Regular Season Statistics Table
cbb24_top_teams |>
arrange(desc(win_perc)) |>
kable() |>
kable_styling(full_width = FALSE,
font_size = 23)| TEAM | win_perc | 2P_O | 2P_D | 3P_O | 3P_D |
|---|---|---|---|---|---|
| Connecticut | 91.17647 | 58.5 | 43.7 | 36.7 | 31.9 |
| Houston | 88.23529 | 48.4 | 43.4 | 34.7 | 30.0 |
| Purdue | 87.87879 | 53.2 | 48.1 | 40.8 | 31.4 |
| North Carolina | 79.41176 | 50.3 | 46.0 | 35.4 | 31.4 |
The table shows the performance of college basketball teams in the 2023-2024 regular season. This table accompanies the graph above, and provides numerical values for the statistics shown in the graph.
Public Picks Plot
rounds_order <- c("R64", "R32", "S16", "E8", "F4", "FINALS")

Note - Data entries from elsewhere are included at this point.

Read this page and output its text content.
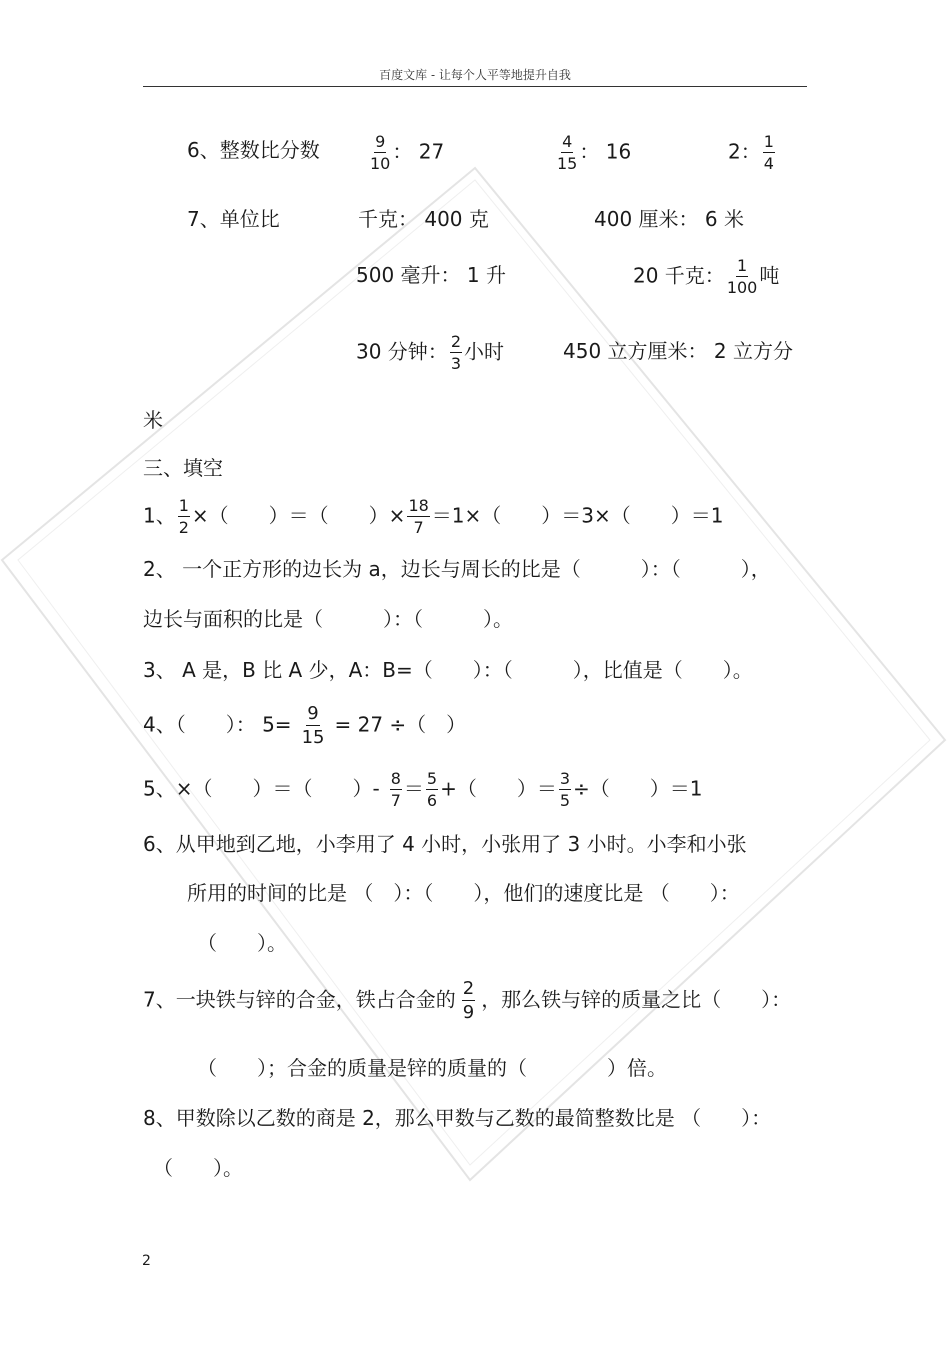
百度文库 - 让每个人平等地提升自我
6、整数比分数	$\frac{9}{10}$ ： 27	$\frac{4}{15}$ ： 16	2： $\frac{1}{4}$
7、单位比	千克： 400 克	400 厘米： 6 米
500 毫升： 1 升	20 千克： $\frac{1}{100}$ 吨
30 分钟： $\frac{2}{3}$ 小时	450 立方厘米： 2 立方分
米
三、填空
1、 $\frac{1}{2}$ ×（　　）＝（　　）× $\frac{18}{7} =1\times$（　　）＝3×（　　）＝1
2、 一个正方形的边长为 a，边长与周长的比是（　　　）：（　　　），
边长与面积的比是（　　　）：（　　　）。
3、 A 是，B 比 A 少，A：B=（　　）：（　　　），比值是（　　）。
4、（　　）： $5= \frac{9}{15} = 27$ ÷（　）
5、×（　　）＝（　　）- $\frac{8}{7} = \frac{5}{6}$ +（　　）＝ $\frac{3}{5}$ ÷（　　）＝1
6、从甲地到乙地，小李用了 4 小时，小张用了 3 小时。小李和小张
所用的时间的比是 （　）：（　　），他们的速度比是 （　　）：
（　　）。
7、一块铁与锌的合金，铁占合金的 $\frac{2}{9}$ ，那么铁与锌的质量之比（　　）：
（　　）；合金的质量是锌的质量的（　　　　）倍。
8、甲数除以乙数的商是 2，那么甲数与乙数的最简整数比是 （　　）：
（　　）。
2
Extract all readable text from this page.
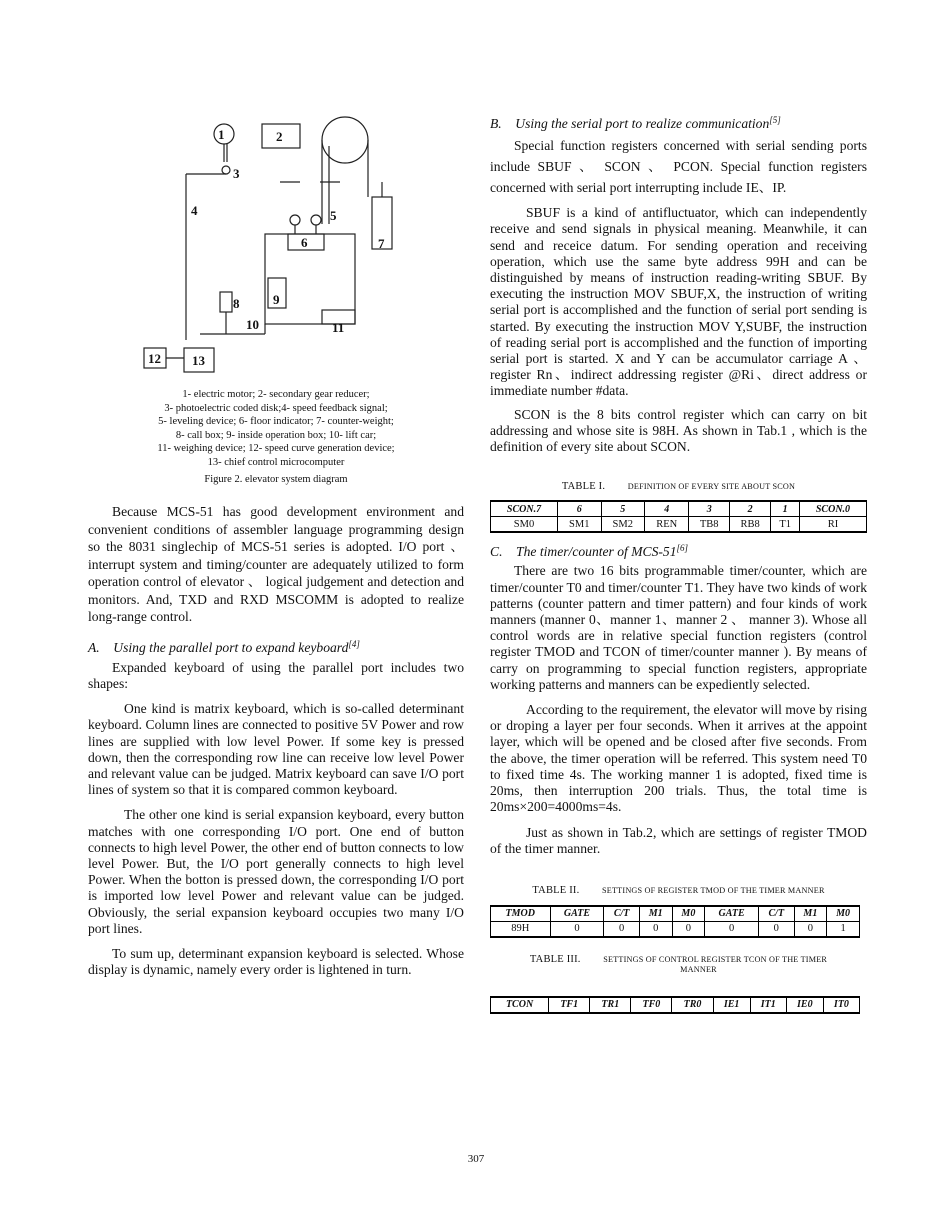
1	2
3
4	5
6	7
8	9
10	11
12 13
1- electric motor; 2- secondary gear reducer;
3- photoelectric coded disk;4- speed feedback signal;
5- leveling device; 6- floor indicator; 7- counter-weight;
8- call box; 9- inside operation box; 10- lift car;
11- weighing device; 12- speed curve generation device;
13- chief control microcomputer
Figure 2. elevator system diagram

Because MCS-51 has good development environment and convenient conditions of assembler language programming design so the 8031 singlechip of MCS-51 series is adopted. I/O port 、 interrupt system and timing/counter are adequately utilized to form operation control of elevator 、 logical judgement and detection and monitors. And, TXD and RXD MSCOMM is adopted to realize long-range control.

A. Using the parallel port to expand keyboard[4]

Expanded keyboard of using the parallel port includes two shapes:

One kind is matrix keyboard, which is so-called determinant keyboard. Column lines are connected to positive 5V Power and row lines are supplied with low level Power. If some key is pressed down, then the corresponding row line can receive low level Power and relevant value can be judged. Matrix keyboard can save I/O port lines of system so that it is compared common keyboard.

The other one kind is serial expansion keyboard, every button matches with one corresponding I/O port. One end of button connects to high level Power, the other end of button connects to low level Power. But, the I/O port generally connects to high level Power. When the botton is pressed down, the corresponding I/O port is imported low level Power and relevant value can be judged. Obviously, the serial expansion keyboard occupies two many I/O port lines.

To sum up, determinant expansion keyboard is selected. Whose display is dynamic, namely every order is lightened in turn.

B. Using the serial port to realize communication[5]

Special function registers concerned with serial sending ports include SBUF 、 SCON 、 PCON. Special function registers concerned with serial port interrupting include IE、IP.

SBUF is a kind of antifluctuator, which can independently receive and send signals in physical meaning. Meanwhile, it can send and receice datum. For sending operation and receiving operation, which use the same byte address 99H and can be distinguished by means of instruction reading-writing SBUF. By executing the instruction MOV SBUF,X, the instruction of writing serial port is accomplished and the function of serial port sending is started. By executing the instruction MOV Y,SUBF, the instruction of reading serial port is accomplished and the function of importing serial port is started. X and Y can be accumulator carriage A 、 register Rn、indirect addressing register @Ri、direct address or immediate number #data.

SCON is the 8 bits control register which can carry on bit addressing and whose site is 98H. As shown in Tab.1 , which is the definition of every site about SCON.

TABLE I.	DEFINITION OF EVERY SITE ABOUT SCON
SCON.7	6	5	4	3	2	1	SCON.0
SM0	SM1	SM2	REN	TB8	RB8	T1	RI

C. The timer/counter of MCS-51[6]

There are two 16 bits programmable timer/counter, which are timer/counter T0 and timer/counter T1. They have two kinds of work patterns (counter pattern and timer pattern) and four kinds of work manners (manner 0、manner 1、manner 2 、 manner 3). Whose all control words are in relative special function registers (control register TMOD and TCON of timer/counter manner ). By means of carry on programming to special function registers, appropriate working patterns and manners can be expediently selected.

According to the requirement, the elevator will move by rising or droping a layer per four seconds. When it arrives at the appoint layer, which will be opened and be closed after five seconds. From the above, the timer operation will be referred. This system need T0 to fixed time 4s. The working manner 1 is adopted, fixed time is 20ms, then interruption 200 trials. Thus, the total time is 20ms×200=4000ms=4s.

Just as shown in Tab.2, which are settings of register TMOD of the timer manner.

TABLE II.	SETTINGS OF REGISTER TMOD OF THE TIMER MANNER
TMOD	GATE	C/T	M1	M0	GATE	C/T	M1	M0
89H	0	0	0	0	0	0	0	1
TABLE III.	SETTINGS OF CONTROL REGISTER TCON OF THE TIMER
MANNER
TCON	TF1	TR1	TF0	TR0	IE1	IT1	IE0	IT0
307
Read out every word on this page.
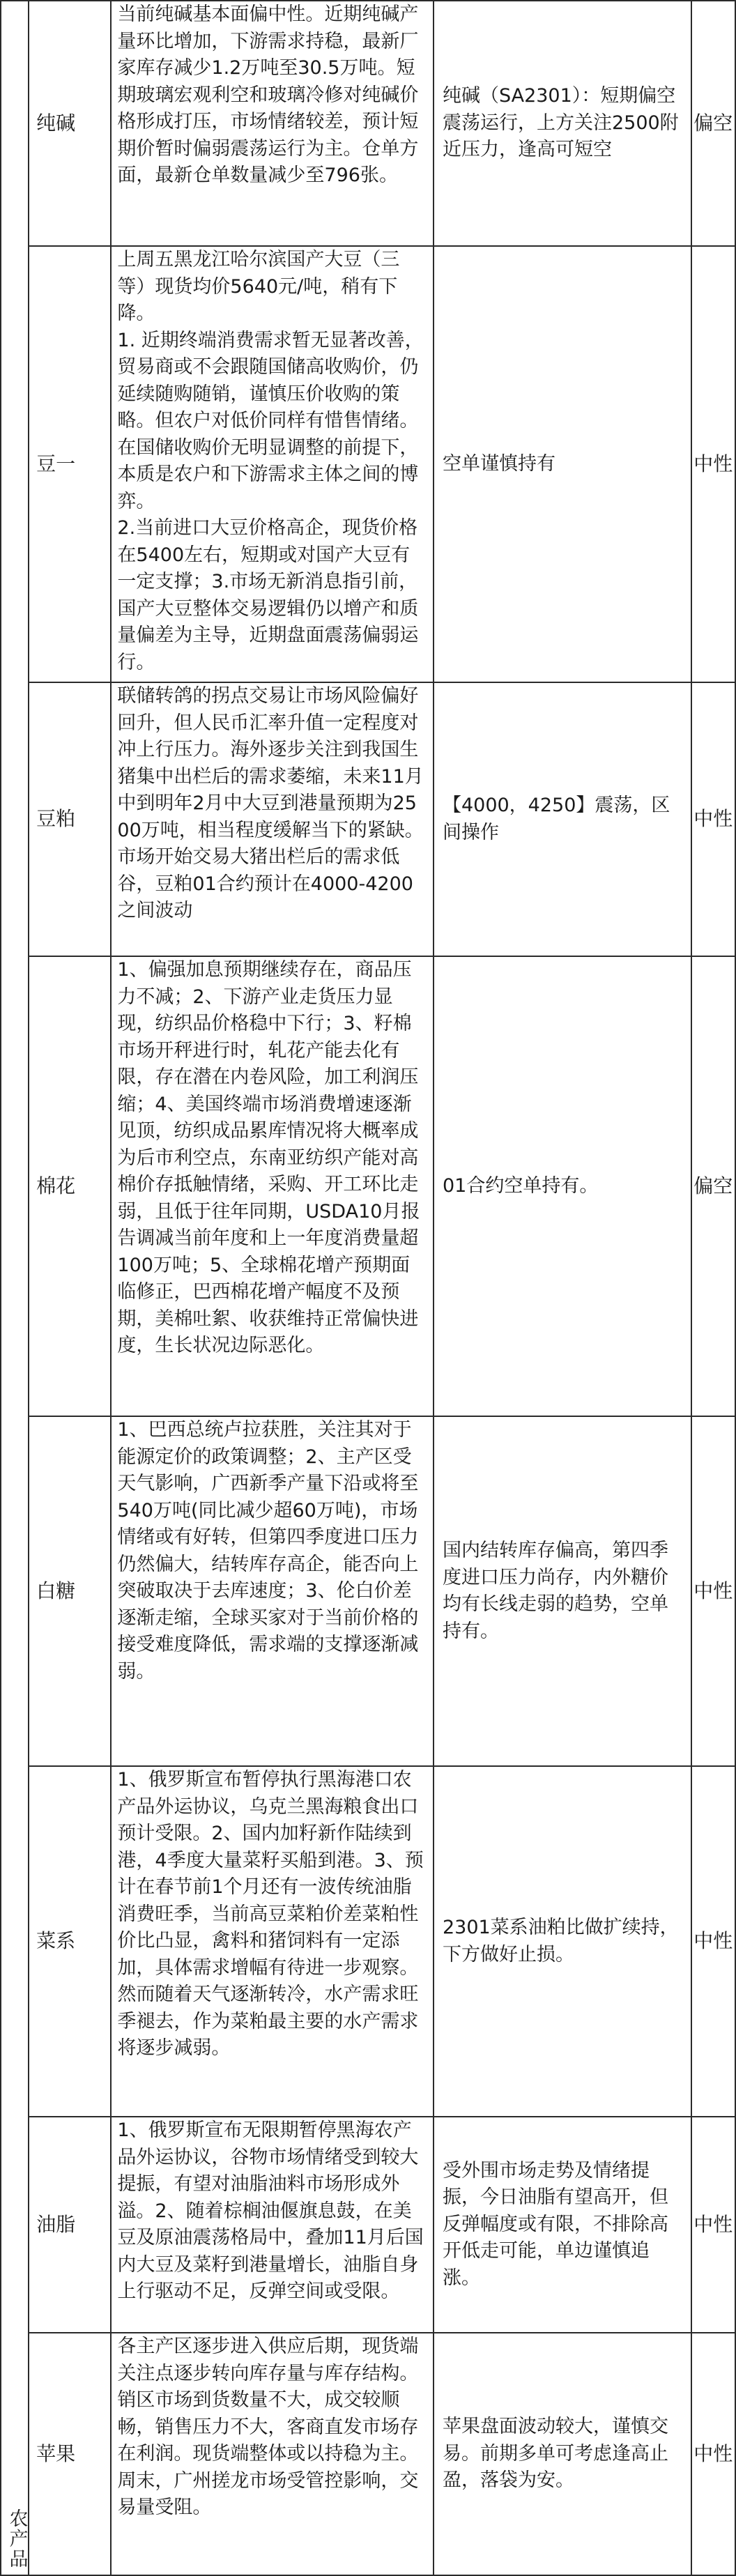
农产品	纯碱	当前纯碱基本面偏中性。近期纯碱产量环比增加，下游需求持稳，最新厂家库存减少1.2万吨至30.5万吨。短期玻璃宏观利空和玻璃冷修对纯碱价格形成打压，市场情绪较差，预计短期价暂时偏弱震荡运行为主。仓单方面，最新仓单数量减少至796张。	纯碱（SA2301）：短期偏空震荡运行，上方关注2500附近压力，逢高可短空	偏空
	豆一	上周五黑龙江哈尔滨国产大豆（三等）现货均价5640元/吨，稍有下降。

1. 近期终端消费需求暂无显著改善，贸易商或不会跟随国储高收购价，仍延续随购随销，谨慎压价收购的策略。但农户对低价同样有惜售情绪。在国储收购价无明显调整的前提下，本质是农户和下游需求主体之间的博弈。

2.当前进口大豆价格高企，现货价格在5400左右，短期或对国产大豆有一定支撑；3.市场无新消息指引前，国产大豆整体交易逻辑仍以增产和质量偏差为主导，近期盘面震荡偏弱运行。	空单谨慎持有	中性
	豆粕	联储转鸽的拐点交易让市场风险偏好回升，但人民币汇率升值一定程度对冲上行压力。海外逐步关注到我国生猪集中出栏后的需求萎缩，未来11月中到明年2月中大豆到港量预期为2500万吨，相当程度缓解当下的紧缺。市场开始交易大猪出栏后的需求低谷，豆粕01合约预计在4000-4200之间波动	【4000，4250】震荡，区间操作	中性
	棉花	1、偏强加息预期继续存在，商品压力不减；2、下游产业走货压力显现，纺织品价格稳中下行；3、籽棉市场开秤进行时，轧花产能去化有限，存在潜在内卷风险，加工利润压缩；4、美国终端市场消费增速逐渐见顶，纺织成品累库情况将大概率成为后市利空点，东南亚纺织产能对高棉价存抵触情绪，采购、开工环比走弱，且低于往年同期，USDA10月报告调减当前年度和上一年度消费量超100万吨；5、全球棉花增产预期面临修正，巴西棉花增产幅度不及预期，美棉吐絮、收获维持正常偏快进度，生长状况边际恶化。	01合约空单持有。	偏空
	白糖	1、巴西总统卢拉获胜，关注其对于能源定价的政策调整；2、主产区受天气影响，广西新季产量下沿或将至540万吨(同比减少超60万吨)，市场情绪或有好转，但第四季度进口压力仍然偏大，结转库存高企，能否向上突破取决于去库速度；3、伦白价差逐渐走缩，全球买家对于当前价格的接受难度降低，需求端的支撑逐渐减弱。	国内结转库存偏高，第四季度进口压力尚存，内外糖价均有长线走弱的趋势，空单持有。	中性
	菜系	1、俄罗斯宣布暂停执行黑海港口农产品外运协议，乌克兰黑海粮食出口预计受限。2、国内加籽新作陆续到港，4季度大量菜籽买船到港。3、预计在春节前1个月还有一波传统油脂消费旺季，当前高豆菜粕价差菜粕性价比凸显，禽料和猪饲料有一定添加，具体需求增幅有待进一步观察。然而随着天气逐渐转冷，水产需求旺季褪去，作为菜粕最主要的水产需求将逐步减弱。	2301菜系油粕比做扩续持，下方做好止损。	中性
	油脂	1、俄罗斯宣布无限期暂停黑海农产品外运协议，谷物市场情绪受到较大提振，有望对油脂油料市场形成外溢。2、随着棕榈油偃旗息鼓，在美豆及原油震荡格局中，叠加11月后国内大豆及菜籽到港量增长，油脂自身上行驱动不足，反弹空间或受限。	受外围市场走势及情绪提振，今日油脂有望高开，但反弹幅度或有限，不排除高开低走可能，单边谨慎追涨。	中性
	苹果	各主产区逐步进入供应后期，现货端关注点逐步转向库存量与库存结构。销区市场到货数量不大，成交较顺畅，销售压力不大，客商直发市场存在利润。现货端整体或以持稳为主。周末，广州搓龙市场受管控影响，交易量受阻。	苹果盘面波动较大，谨慎交易。前期多单可考虑逢高止盈，落袋为安。	中性
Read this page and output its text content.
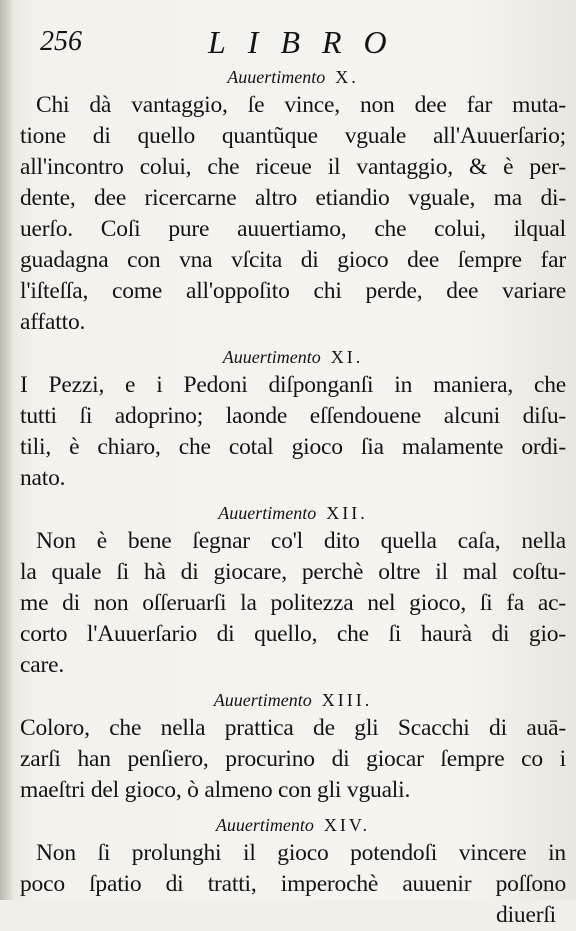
256	LIBRO
Auuertimento X.
Chi dà vantaggio, ſe vince, non dee far muta-
tione di quello quantũque vguale all'Auuerſario;
all'incontro colui, che riceue il vantaggio, & è per-
dente, dee ricercarne altro etiandio vguale, ma di-
uerſo. Coſi pure auuertiamo, che colui, ilqual
guadagna con vna vſcita di gioco dee ſempre far
l'iſteſſa, come all'oppoſito chi perde, dee variare
affatto.
Auuertimento XI.
I Pezzi, e i Pedoni diſponganſi in maniera, che
tutti ſi adoprino; laonde eſſendouene alcuni diſu-
tili, è chiaro, che cotal gioco ſia malamente ordi-
nato.
Auuertimento XII.
Non è bene ſegnar co'l dito quella caſa, nella
la quale ſi hà di giocare, perchè oltre il mal coſtu-
me di non oſſeruarſi la politezza nel gioco, ſi fa ac-
corto l'Auuerſario di quello, che ſi haurà di gio-
care.
Auuertimento XIII.
Coloro, che nella prattica de gli Scacchi di auā-
zarſi han penſiero, procurino di giocar ſempre co i
maeſtri del gioco, ò almeno con gli vguali.
Auuertimento XIV.
Non ſi prolunghi il gioco potendoſi vincere in
poco ſpatio di tratti, imperochè auuenir poſſono
diuerſi
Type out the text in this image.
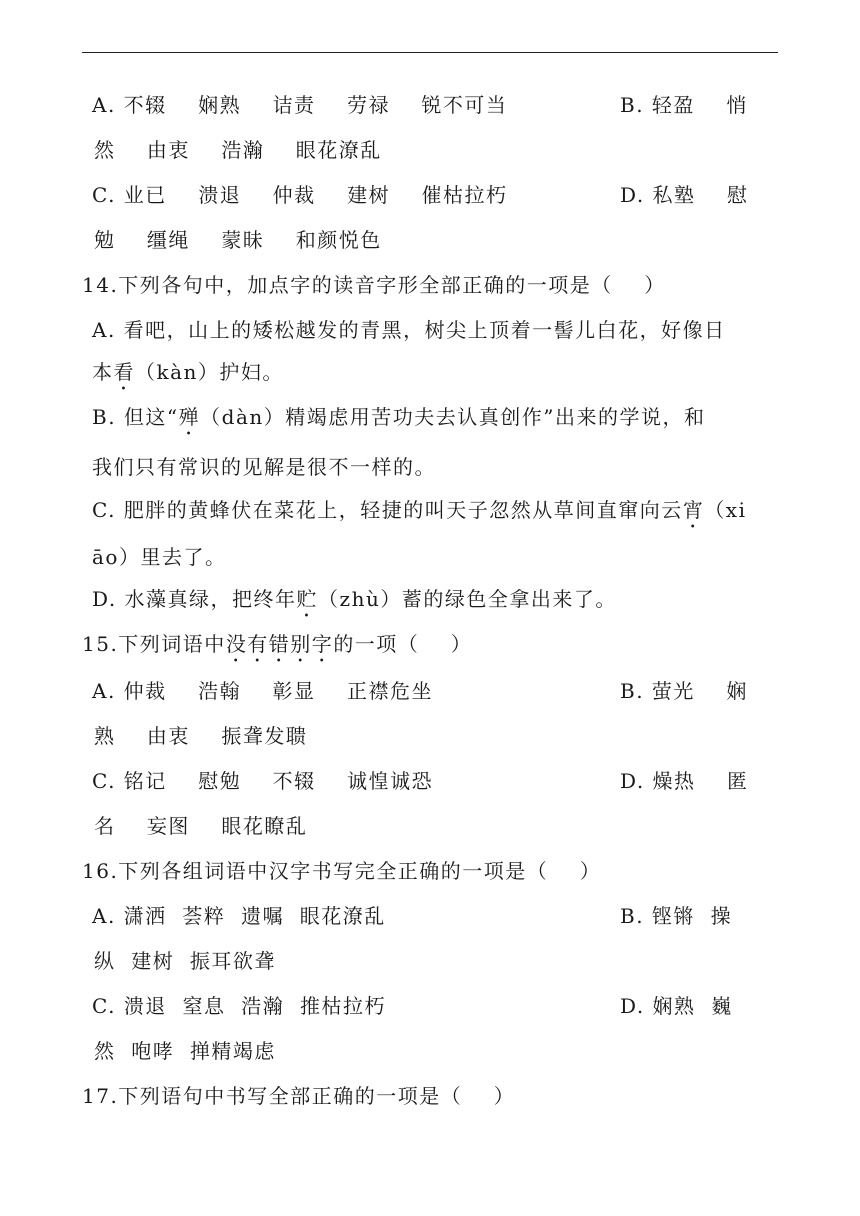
A. 不辍    娴熟    诘责    劳禄    锐不可当	B. 轻盈    悄
然    由衷    浩瀚    眼花潦乱
C. 业已    溃退    仲裁    建树    催枯拉朽	D. 私塾    慰
勉    缰绳    蒙昧    和颜悦色
14.下列各句中，加点字的读音字形全部正确的一项是（    ）
A. 看吧，山上的矮松越发的青黑，树尖上顶着一髻儿白花，好像日
本看（kàn）护妇。
B. 但这“殚（dàn）精竭虑用苦功夫去认真创作”出来的学说，和
我们只有常识的见解是很不一样的。
C. 肥胖的黄蜂伏在菜花上，轻捷的叫天子忽然从草间直窜向云宵（xi
āo）里去了。
D. 水藻真绿，把终年贮（zhù）蓄的绿色全拿出来了。
15.下列词语中没有错别字的一项（    ）
A. 仲裁    浩翰    彰显    正襟危坐	B. 萤光    娴
熟    由衷    振聋发聩
C. 铭记    慰勉    不辍    诚惶诚恐	D. 燥热    匿
名    妄图    眼花瞭乱
16.下列各组词语中汉字书写完全正确的一项是（    ）
A. 潇洒  荟粹  遗嘱  眼花潦乱	B. 铿锵  操
纵  建树  振耳欲聋
C. 溃退  窒息  浩瀚  推枯拉朽	D. 娴熟  巍
然  咆哮  掸精竭虑
17.下列语句中书写全部正确的一项是（    ）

public_picks_top_teams <- public_picks |>
filter(TEAM %in% c("Houston", "Connecticut", "Purdue", "North Carolina")) |>
select(TEAM, S16, E8, F4, FINALS)
public_picks_top_teams_long <- pivot_longer(public_picks_top_teams,
cols = -TEAM,
names_to = "Round",
values_to = "Percentage")
public_picks_top_teams_long$Round <- factor(public_picks_top_teams_long$Round,
levels = rounds_order)
ggplot(public_picks_top_teams_long,
aes(x = Round, y = Percentage, fill = TEAM)) +
geom_bar(stat = "identity", position = "dodge") +
labs(x = "Round", y = "Percentage",
title = "Public Picks for 2024 NCAA Tournament Teams") +
theme_minimal(base_size = 20) +
theme(axis.text.x = element_text(angle = 45, hjust = 1)) +
scale_fill_viridis_d()
This visual shows the public picks for the 2024 NCAA tournament. Users of the shiny app can see how the public thinks different teams will perform in the tournament. Again, we have selected the 4 teams that have been given the 1 seed in the tournament, Houston, Connecticut, Purdue, and North Carolina, and can explore the public picks. The shiny app allows users to change what teams they want to see in this visual, by modifying the teams selected and what rounds they want to see.
Public Picks Table
public_picks_top_teams |>
arrange(desc(FINALS)) |>
kable() |>
kable_styling(full_width = FALSE,
font_size = 23)| TEAM | S16 | E8 | F4 | FINALS |
|---|---|---|---|---|
| Connecticut | 80.22 | 66.20 | 50.27 | 34.92 |
| North Carolina | 71.16 | 45.40 | 29.98 | 12.10 |
| Purdue | 66.25 | 44.36 | 21.64 | 10.22 |
| Houston | 63.77 | 42.54 | 16.15 | 9.27 |
The table shows the public picks for the 2024 NCAA tournament. This table accompanies the graph above, and provides numerical values for the percentages shown in the graph.
Conclusion
In conclusion, we have built a shiny app that allows users to explore the data from the 2023-2024 NCAA basketball season. We have provided tables and visuals that allow users to see how teams performed in the regular season, and how the public thought they would perform in the 2024 NCAA tournament. We can look at various statistics from the regular season data to see if there are any trends that can be seen in the data. We can also looked at the public picks data to see if there are any trends in the data that can be seen. We can see if there are any specific statistics or groupings of statistics that the public tends to pick more often than others.
We hope that this shiny app will be useful for anyone interested in exploring the data from the 2023-2024 NCAA basketball season, and can be easily adapted to explore other seasons of NCAA basketball.
If given more time, we would like to add more features to the shiny app. We would like to add another section of exploring data using the second tidytuesday dataset, team-results, that includes data on previous years of March Madness Tournament Data. We would like to add more visuals and tables that allow users to explore this data. And now that the tournament has completed, it would be interesting to see how the public picks compared to the actual results of the tournament.